LES CIMENTS ET LES PIERRES ARTIFICIELLES;

Suivi de Considérations chimiques sur la formation des calcaires siliceux et en général des espèces minérales formées par la voie humide,

Par M. Fréd. KUHLMANN, Membre résidant.

Dans un récent travail que j'ai eu l'honneur de présenter à la Société et qui fait suite à mes recherches sur la nitrification, j'ai fait connaître les résultats auxquels j'ai été conduit par un examen attentif de la nature des efflorescences des murailles, de leur origine et des circonstances qui donnent lieu à leur formation.
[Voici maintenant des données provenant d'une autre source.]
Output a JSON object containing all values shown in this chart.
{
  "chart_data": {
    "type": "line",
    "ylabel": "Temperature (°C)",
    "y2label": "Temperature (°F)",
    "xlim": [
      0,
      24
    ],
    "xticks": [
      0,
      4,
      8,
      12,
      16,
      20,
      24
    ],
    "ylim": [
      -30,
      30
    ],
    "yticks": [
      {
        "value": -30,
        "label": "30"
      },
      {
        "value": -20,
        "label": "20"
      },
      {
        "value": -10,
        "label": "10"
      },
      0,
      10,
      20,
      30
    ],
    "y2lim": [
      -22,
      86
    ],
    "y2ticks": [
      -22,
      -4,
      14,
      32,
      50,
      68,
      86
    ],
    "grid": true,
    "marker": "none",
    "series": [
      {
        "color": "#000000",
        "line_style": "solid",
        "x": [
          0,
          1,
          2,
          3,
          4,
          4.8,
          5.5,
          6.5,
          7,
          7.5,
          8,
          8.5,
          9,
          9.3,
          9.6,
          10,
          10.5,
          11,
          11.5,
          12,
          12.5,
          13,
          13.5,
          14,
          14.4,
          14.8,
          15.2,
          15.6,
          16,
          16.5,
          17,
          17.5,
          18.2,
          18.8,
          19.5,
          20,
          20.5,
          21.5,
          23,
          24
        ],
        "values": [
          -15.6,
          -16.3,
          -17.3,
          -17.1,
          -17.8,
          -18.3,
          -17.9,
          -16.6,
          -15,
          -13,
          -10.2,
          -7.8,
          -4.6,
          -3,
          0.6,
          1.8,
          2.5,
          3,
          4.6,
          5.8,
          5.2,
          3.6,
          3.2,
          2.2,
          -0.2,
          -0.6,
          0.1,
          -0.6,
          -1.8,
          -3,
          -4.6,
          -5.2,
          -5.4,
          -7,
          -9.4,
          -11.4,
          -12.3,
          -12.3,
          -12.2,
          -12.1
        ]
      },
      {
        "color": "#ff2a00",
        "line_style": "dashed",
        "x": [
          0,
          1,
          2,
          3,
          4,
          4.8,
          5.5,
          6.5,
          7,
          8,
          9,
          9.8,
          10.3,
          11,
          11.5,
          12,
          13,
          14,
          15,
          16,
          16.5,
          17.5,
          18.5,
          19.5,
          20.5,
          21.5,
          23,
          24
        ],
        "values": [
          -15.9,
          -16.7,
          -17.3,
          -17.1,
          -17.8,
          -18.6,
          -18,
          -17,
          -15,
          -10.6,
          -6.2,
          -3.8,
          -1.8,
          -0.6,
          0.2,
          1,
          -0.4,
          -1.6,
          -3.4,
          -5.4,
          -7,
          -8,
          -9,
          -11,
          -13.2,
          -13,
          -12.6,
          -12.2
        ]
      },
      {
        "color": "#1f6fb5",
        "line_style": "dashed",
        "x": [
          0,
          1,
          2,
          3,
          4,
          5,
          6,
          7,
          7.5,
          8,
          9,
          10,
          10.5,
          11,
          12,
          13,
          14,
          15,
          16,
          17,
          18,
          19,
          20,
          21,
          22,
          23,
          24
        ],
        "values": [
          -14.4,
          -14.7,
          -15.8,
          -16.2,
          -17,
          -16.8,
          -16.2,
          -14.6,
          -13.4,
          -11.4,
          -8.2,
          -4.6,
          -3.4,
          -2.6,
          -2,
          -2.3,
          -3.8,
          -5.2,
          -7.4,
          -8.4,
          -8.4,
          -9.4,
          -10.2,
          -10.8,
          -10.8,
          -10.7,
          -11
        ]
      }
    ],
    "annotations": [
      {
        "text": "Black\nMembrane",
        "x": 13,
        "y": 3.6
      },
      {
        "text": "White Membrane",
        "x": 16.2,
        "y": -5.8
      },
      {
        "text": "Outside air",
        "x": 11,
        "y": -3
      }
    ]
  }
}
Mes investigations sur ce point m'ont permis de constater la présence de la potasse ou de la soude dans la plupart des calcaires de diverses époques géologiques et de justifier ainsi l'existence de ces alcalis dans les végétaux qui croissent sur un sol calcaire. J'ai expliqué comment on peut se rendre compte des efflorescences de carbonate et de sulfate de soude, et de l'exsudation de carbonate de potasse et de chlorure

de potassium ou de sodium qui se produisent souvent d'une manière très-visible à la surface des murailles peu après leur construction.

Une particularité qui a fixé mon attention, c'est que les sels alcalins ont été obtenus généralement en plus grande quantité par le lessivage des chaux hydrauliques que par celui des chaux grasses, et que les ciments hydrauliques en sont généralement fort chargés.

J'ai fait des essais sur le ciment de Pouilly, celui de Vassylès-Avallon et celui de Boulogne, sur le ciment préparé avec les calcaires siliceux qu'on recueille sur les bords de la Tamise, près de Londres, et tous m'ont donné des quantités notables de potasse.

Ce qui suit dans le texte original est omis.